Can PYM endorse the Kyoto Treaty?

Gail Eastwood (Humboldt Meeting, PacYM)

As far as I can see, beyond this current market-driven energy shortage is a real and pressing need for conservation and reshaping of lifestyles, and that is the requirements of reducing the release of carbon into the atmosphere. It looks to me like an absolute spiritual duty to commit ourselves to reducing our own personal carbon production (mostly fossil fuel), and to try to influence others around us, and our organized forms (cities, schools, states, countries, businesses, etc.) to do likewise. "Thou shalt not kill" -- extended not just to humans but also to all other life forms, to this whole beautiful and frail planetary web of life.
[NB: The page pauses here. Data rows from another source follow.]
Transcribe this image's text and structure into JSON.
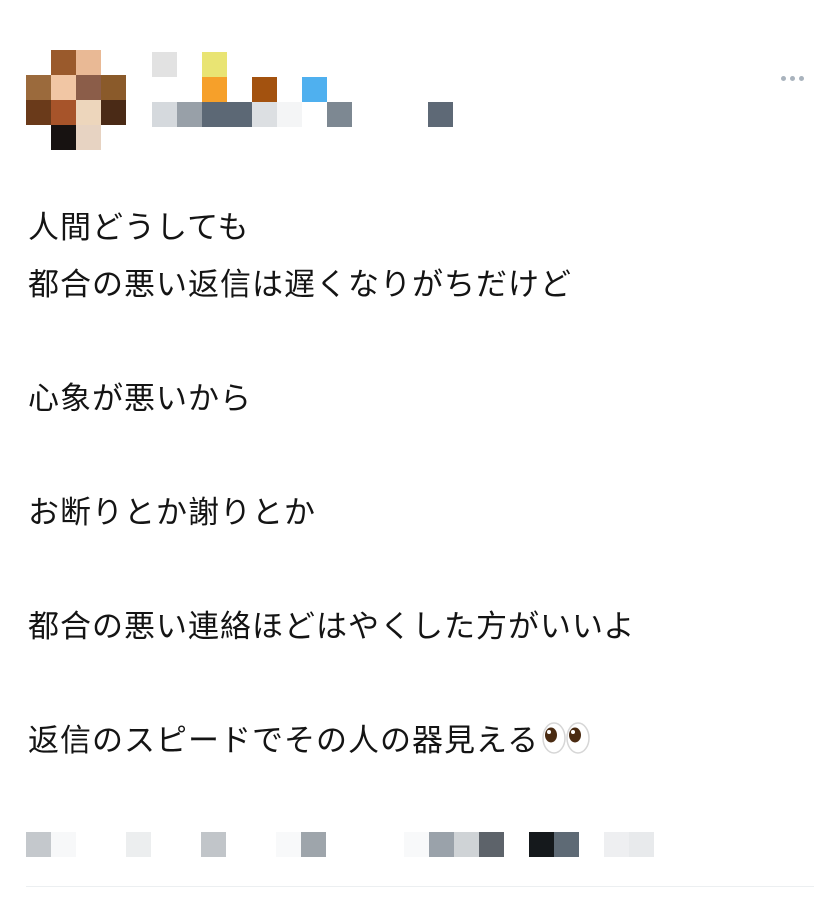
{
  "post": {
    "menu_icon": "more-horizontal-icon",
    "lines": [
      "人間どうしても",
      "都合の悪い返信は遅くなりがちだけど",
      "",
      "心象が悪いから",
      "",
      "お断りとか謝りとか",
      "",
      "都合の悪い連絡ほどはやくした方がいいよ",
      "",
      "返信のスピードでその人の器見える"
    ],
    "trailing_emoji": "eyes-emoji"
  },
  "colors": {
    "text": "#141414",
    "menu_dots": "#a9b3bd",
    "divider": "#eceff1"
  }
}
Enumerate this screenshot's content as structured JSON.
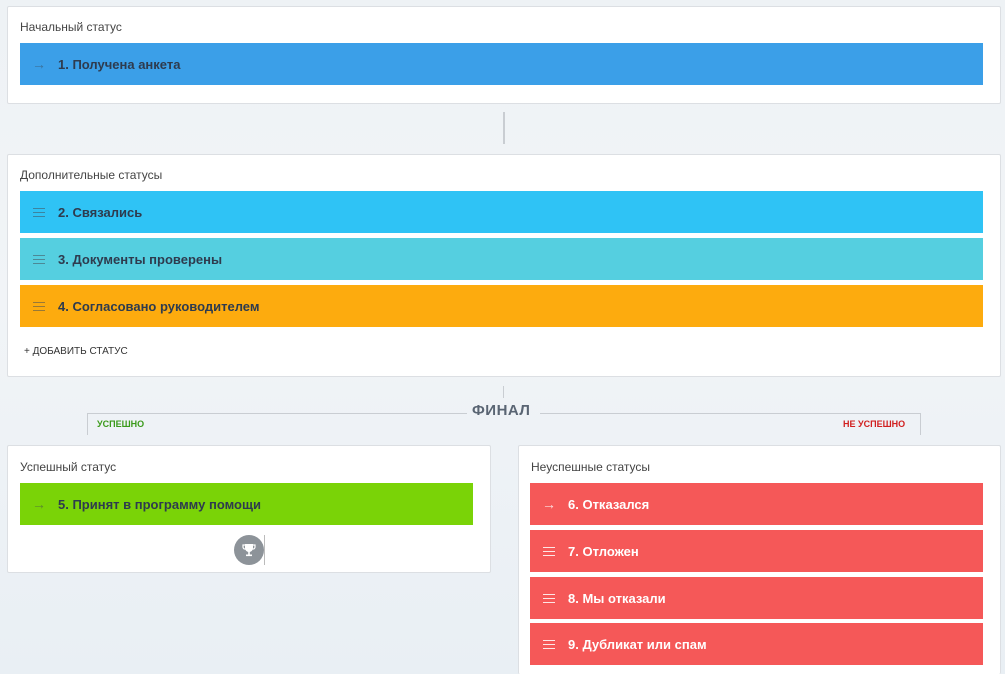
{
  "initial": {
    "title": "Начальный статус",
    "status": {
      "label": "1. Получена анкета",
      "color": "#3b9fe8",
      "icon": "arrow-icon"
    }
  },
  "additional": {
    "title": "Дополнительные статусы",
    "statuses": [
      {
        "label": "2. Связались",
        "color": "#2fc3f5",
        "icon": "drag-handle-icon"
      },
      {
        "label": "3. Документы проверены",
        "color": "#55cfe0",
        "icon": "drag-handle-icon"
      },
      {
        "label": "4. Согласовано руководителем",
        "color": "#fdab0e",
        "icon": "drag-handle-icon"
      }
    ],
    "add_label": "+ ДОБАВИТЬ СТАТУС"
  },
  "final": {
    "title": "ФИНАЛ",
    "success_tag": "УСПЕШНО",
    "fail_tag": "НЕ УСПЕШНО",
    "success_color": "#3a9a1a",
    "fail_color": "#d11f1f"
  },
  "success": {
    "title": "Успешный статус",
    "status": {
      "label": "5. Принят в программу помощи",
      "color": "#7ad307",
      "icon": "arrow-icon"
    },
    "trophy_icon": "trophy-icon"
  },
  "failure": {
    "title": "Неуспешные статусы",
    "statuses": [
      {
        "label": "6. Отказался",
        "color": "#f55858",
        "icon": "arrow-icon"
      },
      {
        "label": "7. Отложен",
        "color": "#f55858",
        "icon": "drag-handle-icon"
      },
      {
        "label": "8. Мы отказали",
        "color": "#f55858",
        "icon": "drag-handle-icon"
      },
      {
        "label": "9. Дубликат или спам",
        "color": "#f55858",
        "icon": "drag-handle-icon"
      }
    ]
  }
}
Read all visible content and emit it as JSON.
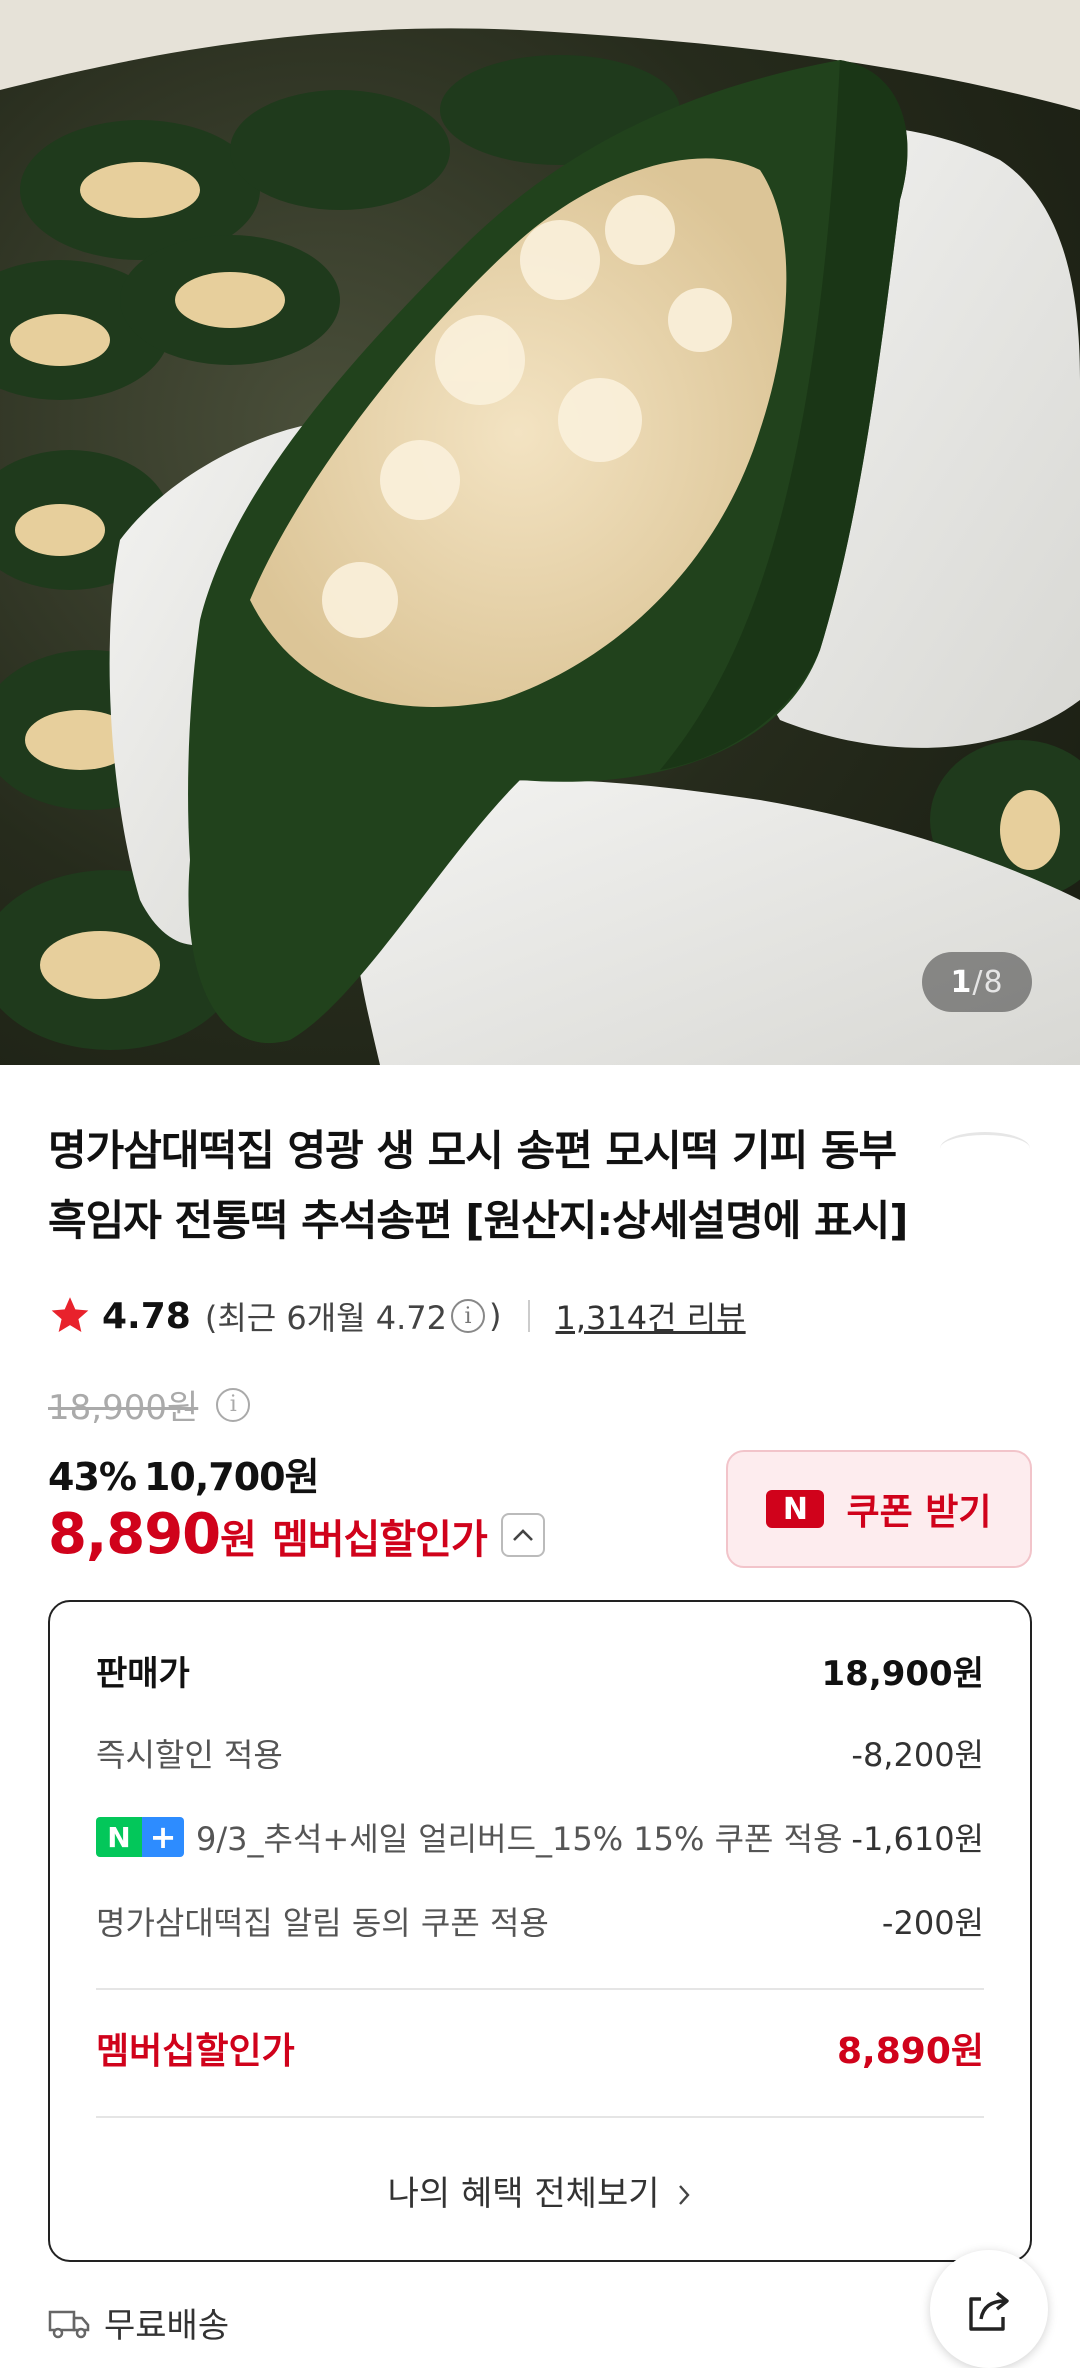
{
  "image": {
    "counter_current": "1",
    "counter_sep": "/",
    "counter_total": "8"
  },
  "product": {
    "title": "명가삼대떡집 영광 생 모시 송편 모시떡 기피 동부 흑임자 전통떡 추석송편 [원산지:상세설명에 표시]"
  },
  "rating": {
    "score": "4.78",
    "recent_prefix": "(최근 6개월 4.72",
    "recent_suffix": ")",
    "reviews": "1,314건 리뷰"
  },
  "price": {
    "original": "18,900원",
    "discount_pct": "43%",
    "discount_price": "10,700원",
    "member_price": "8,890",
    "member_won": "원",
    "member_label": "멤버십할인가",
    "coupon_button": "쿠폰 받기",
    "coupon_logo": "N"
  },
  "breakdown": {
    "rows": [
      {
        "label": "판매가",
        "value": "18,900원"
      },
      {
        "label": "즉시할인 적용",
        "value": "-8,200원"
      },
      {
        "label": "9/3_추석+세일 얼리버드_15% 15% 쿠폰 적용",
        "value": "-1,610원"
      },
      {
        "label": "명가삼대떡집 알림 동의 쿠폰 적용",
        "value": "-200원"
      }
    ],
    "total_label": "멤버십할인가",
    "total_value": "8,890원",
    "view_all": "나의 혜택 전체보기"
  },
  "badge": {
    "n": "N",
    "plus": "+"
  },
  "shipping": {
    "label": "무료배송"
  },
  "colors": {
    "accent_red": "#d0021b",
    "coupon_bg": "#fdecee",
    "npay_green": "#03c75a",
    "plus_blue": "#2d8cff"
  },
  "icons": [
    "star-icon",
    "info-icon",
    "chevron-up-icon",
    "chevron-right-icon",
    "truck-icon",
    "share-icon"
  ]
}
I thought a lot about how to reduce my own lifestyle 7% below 1990 levels as agreed in the Kyoto accords (or, alternately, add the 11% that the US has increased in the last decade and go for 19% below present levels, or maybe even shoot for the 50% below that would get us closer to what the planet really needs the US to do.) I came up with my first year 3% plan, which includes reductions in firewood use (no overnight smoldering fires), driving 50-55mph on the highway instead of 65-70, and limits on household generator use (turn out those lights!)

To be serious about these reductions on every level, beginning with the personal level, comes to us from a profound sense of connection with all Being. Whether or not we can be successful does not carry any weight; to do our part is required.

I recently reread Marshall Massey's 1985 speech to PYM. He says that environmental issues are spiritual issues and ethical issues, not political issues; and that we won't succeed with our environmental aims in a political realm until we are clear about framing them spiritually. He points out that the political issues people are most committed to are ones that religious groups have been focusing on, like abortion. Conservation is not flashy, but it does have some spiritual substance.

I'm reminded of the commitment of my parents' generation to the war effort: gas rationing, food rationing, victory gardens, and the like. My parents drove across the country at 35 miles per hour, in order to conserve gasoline. This nationwide commitment--for a war! What could we pull off for the survival of the planet?

Can PYM endorse the Kyoto Accord's call for a reduction of emissions, and recommend that its meetings and members find ways to come into compliance, and to urge all our governmental and private organizations to do likewise?